From: Sean Christopherson <seanjc@google.com>
To: "Christian König" <christian.koenig@amd.com>
Cc: David Stevens <stevensd@chromium.org>,
Christoph Hellwig <hch@infradead.org>,
Paolo Bonzini <pbonzini@redhat.com>,
Yu Zhang <yu.c.zhang@linux.intel.com>,
Isaku Yamahata <isaku.yamahata@gmail.com>,
Zhi Wang <zhi.wang.linux@gmail.com>,
Maxim Levitsky <mlevitsk@redhat.com>,
kvmarm@lists.linux.dev, linux-kernel@vger.kernel.org,
kvm@vger.kernel.org
Subject: Re: [PATCH v11 0/8] KVM: allow mapping non-refcounted pages
Date: Wed, 13 Mar 2024 15:47:47 +0000 [thread overview]
Message-ID: <ZfHKoxVMcBAMqcSC@google.com> (raw)
In-Reply-To: <9e604f99-5b63-44d7-8476-00859dae1dc4@amd.com>
On Wed, Mar 13, 2024, Christian König wrote:
> Am 13.03.24 um 15:48 schrieb Sean Christopherson:
> > On Wed, Mar 13, 2024, Christian König wrote:
> > > Am 13.03.24 um 14:34 schrieb Sean Christopherson:
> > > > What Christoph is objecting to is that, in this series, KVM is explicitly adding
> > > > support for mapping non-compound (huge)pages into KVM guests. David is arguing
> > > > that Christoph's objection to _KVM_ adding support is unfair, because the real
> > > > problem is that the kernel already maps such pages into host userspace. I.e. if
> > > > the userspace mapping ceases to exist, then there are no mappings for KVM to follow
> > > > and propagate to KVM's stage-2 page tables.

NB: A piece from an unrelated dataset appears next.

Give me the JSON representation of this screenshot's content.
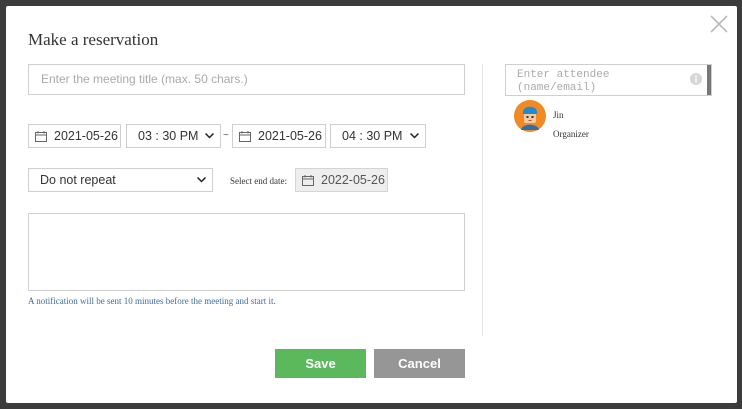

> > > And I have to agree with Christoph that this doesn't make much sense. KVM
> > > should *never* map (huge) pages from VMAs marked with VM_PFNMAP into KVM
> > > guests in the first place.
> > >
> > > What it should do instead is to mirror the PFN from the host page tables
> > > into the guest page tables.
> > That's exactly what this series does. Christoph is objecting to KVM playing nice
> > with non-compound hugepages, as he feels that such mappings should not exist
> > *anywhere*.
>
> Well Christoph is right those mappings shouldn't exists and they also don't
> exists.
>
> What happens here is that a driver has allocated some contiguous memory to
> do DMA with. And then some page table is pointing to a PFN inside that
> memory because userspace needs to provide parameters for the DMA transfer.
>
> This is *not* a mapping of a non-compound hugepage, it's simply a PTE
> pointing to some PFN.
Yes, I know. And David knows. By "such mappings" I did not mean "huge PMD mappings
that point at non-compound pages", I meant "any mapping in the host userspace
VMAs and page tables that points at memory that is backed by a larger-than-order-0,
non-compound allocation".
And even then, the whole larger-than-order-0 mapping is not something we on the
KVM side care about, at all. The _only_ new thing KVM is trying to do in this
series is to allow mapping non-refcounted struct page memory into KVM guest.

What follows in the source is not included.